The Historical and Cultural Context of Locke’s Philosophy

Locke’s Historic and Cultural Context: Political conditions in Europe during the seventeenth century followed the consolidation of absolutism. The capitalist economic crisis, exacerbated by war, led to a progressive decline of absolutism and the ruling aristocracy. The bourgeoisie exploited the situation to gain power. Secularization gained ground, and the clergy lost influence in politics. This period was marked by revolution, particularly with the English Revolution of 1688, which defended the parliament linked to the defense of public liberties, while the monarchies lost ground. England was ruled by the Stuart regime from 1642 to 1648, during which conflicts arose between parliamentarians and civil monarchists, who were ultimately defeated. This conflict led to the proclamation of the Republic (1649-1660), which became a personal dictatorship under Oliver Cromwell. After his death, his son proved incapable, leading to the restoration of the Stuart dynasty. The 1688 Glorious Revolution resulted in a parliamentary constitutional monarchy. The 1689 Declaration of Rights served as a preamble to the Declaration of Independence from human rights. The triumph of the revolution assumed political and religious freedoms, benefiting the bourgeois and Anglican classes in capitalist England. The trading power and political thought of England became precursors to the European Renaissance. The political thought of Great Britain in the seventeenth century anticipated the characteristics of the Enlightenment, rethinking the scale of social values and spreading the great principles of philosophical rationalism and naturalism. Locke can be considered the first Enlightenment thinker who relied on human reason and sought to make it the highest norm of human life. The English and French Enlightenments exhibit several differences, with Hume being a prominent figure in the English Enlightenment.


Philosophical Context of Locke: Empiricism, a philosophical current that asserts the value of knowledge depends on our experience, developed between the seventeenth and eighteenth centuries in continental Europe and stands in opposition to rationalism. Its background can be traced to the medieval universities of Paris and Oxford, where thinkers like Bacon and Ockham were precursors of English empiricism. Cambridge was dominated by Renaissance Platonism. The fundamental thesis of empiricism is that the origin of knowledge is experience, not innate ideas; there are internal and external experiences. Experience limits human knowledge, opposing rationalism, which claims that reason encompasses all knowledge. Knowledge is identified with perception, and the new concept of reason differs from the rationalist view, being limited and dependent on practical experience. This approach examines its own limits and possibilities critically.

English Political Thought: Defenders and critics of absolutism primarily focus on politics.

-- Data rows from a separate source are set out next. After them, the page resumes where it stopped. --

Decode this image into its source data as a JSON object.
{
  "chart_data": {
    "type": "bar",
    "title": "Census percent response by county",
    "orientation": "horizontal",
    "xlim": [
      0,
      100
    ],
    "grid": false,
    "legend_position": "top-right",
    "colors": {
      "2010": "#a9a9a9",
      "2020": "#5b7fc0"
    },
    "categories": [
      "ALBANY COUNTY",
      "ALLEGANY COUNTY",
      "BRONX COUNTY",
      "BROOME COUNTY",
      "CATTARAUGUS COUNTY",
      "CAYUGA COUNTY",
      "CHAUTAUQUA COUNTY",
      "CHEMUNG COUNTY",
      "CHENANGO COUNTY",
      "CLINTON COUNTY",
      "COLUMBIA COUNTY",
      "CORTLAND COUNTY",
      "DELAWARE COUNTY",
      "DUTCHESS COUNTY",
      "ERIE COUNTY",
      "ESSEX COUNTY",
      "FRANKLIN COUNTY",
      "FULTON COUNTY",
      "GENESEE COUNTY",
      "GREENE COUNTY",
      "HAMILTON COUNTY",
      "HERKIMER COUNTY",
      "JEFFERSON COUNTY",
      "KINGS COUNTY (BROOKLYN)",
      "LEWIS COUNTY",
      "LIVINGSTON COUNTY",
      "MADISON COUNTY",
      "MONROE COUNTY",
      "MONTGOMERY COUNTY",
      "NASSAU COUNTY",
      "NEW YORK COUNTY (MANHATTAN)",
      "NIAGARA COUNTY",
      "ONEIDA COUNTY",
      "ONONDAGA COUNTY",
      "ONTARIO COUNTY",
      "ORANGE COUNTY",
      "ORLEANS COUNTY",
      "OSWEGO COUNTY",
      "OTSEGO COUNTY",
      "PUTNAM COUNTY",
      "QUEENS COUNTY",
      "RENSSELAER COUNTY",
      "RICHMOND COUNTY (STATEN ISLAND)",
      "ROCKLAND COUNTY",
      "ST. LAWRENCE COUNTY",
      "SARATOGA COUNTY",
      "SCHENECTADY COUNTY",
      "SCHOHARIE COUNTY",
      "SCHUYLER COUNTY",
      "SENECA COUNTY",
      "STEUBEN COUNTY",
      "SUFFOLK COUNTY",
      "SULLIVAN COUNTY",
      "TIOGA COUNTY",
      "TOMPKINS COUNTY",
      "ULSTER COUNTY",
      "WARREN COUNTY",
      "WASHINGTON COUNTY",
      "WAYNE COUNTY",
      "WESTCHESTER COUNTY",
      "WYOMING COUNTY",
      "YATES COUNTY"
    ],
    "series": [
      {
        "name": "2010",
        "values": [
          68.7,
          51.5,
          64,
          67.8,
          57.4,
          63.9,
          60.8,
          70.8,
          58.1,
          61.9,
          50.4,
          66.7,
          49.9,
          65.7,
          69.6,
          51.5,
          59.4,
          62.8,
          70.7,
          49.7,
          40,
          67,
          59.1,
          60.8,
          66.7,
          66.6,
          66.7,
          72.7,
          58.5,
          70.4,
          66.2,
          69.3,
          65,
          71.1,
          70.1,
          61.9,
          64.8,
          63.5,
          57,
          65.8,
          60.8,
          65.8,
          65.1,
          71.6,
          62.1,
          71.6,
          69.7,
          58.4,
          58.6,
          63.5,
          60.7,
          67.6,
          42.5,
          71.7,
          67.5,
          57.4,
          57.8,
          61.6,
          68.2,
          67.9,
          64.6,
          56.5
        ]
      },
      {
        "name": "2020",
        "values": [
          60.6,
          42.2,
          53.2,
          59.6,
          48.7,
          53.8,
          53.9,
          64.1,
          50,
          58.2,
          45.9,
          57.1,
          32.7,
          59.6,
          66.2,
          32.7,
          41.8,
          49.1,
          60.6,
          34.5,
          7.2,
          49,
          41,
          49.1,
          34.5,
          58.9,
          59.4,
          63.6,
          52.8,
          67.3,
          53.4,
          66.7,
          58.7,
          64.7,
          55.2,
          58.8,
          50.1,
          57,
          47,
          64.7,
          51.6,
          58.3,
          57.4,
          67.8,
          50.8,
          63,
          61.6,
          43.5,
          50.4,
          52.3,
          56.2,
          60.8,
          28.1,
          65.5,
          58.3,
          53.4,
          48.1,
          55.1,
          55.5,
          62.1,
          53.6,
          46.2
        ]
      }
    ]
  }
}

The Renaissance background found in utopian thinking influences this discourse. In the sixteenth century, Hooker distinguished between natural law and positive law, which would later influence Locke. Natural law is intrinsic to being, while positive law is established by the government. During the Civil War, poet Milton embodied republican ideas that inspired Locke in his defense of rebellion when institutions fail to fulfill their responsibilities. Locke criticized the defense of absolutism presented by Robert Filmer and outlined his own political theory.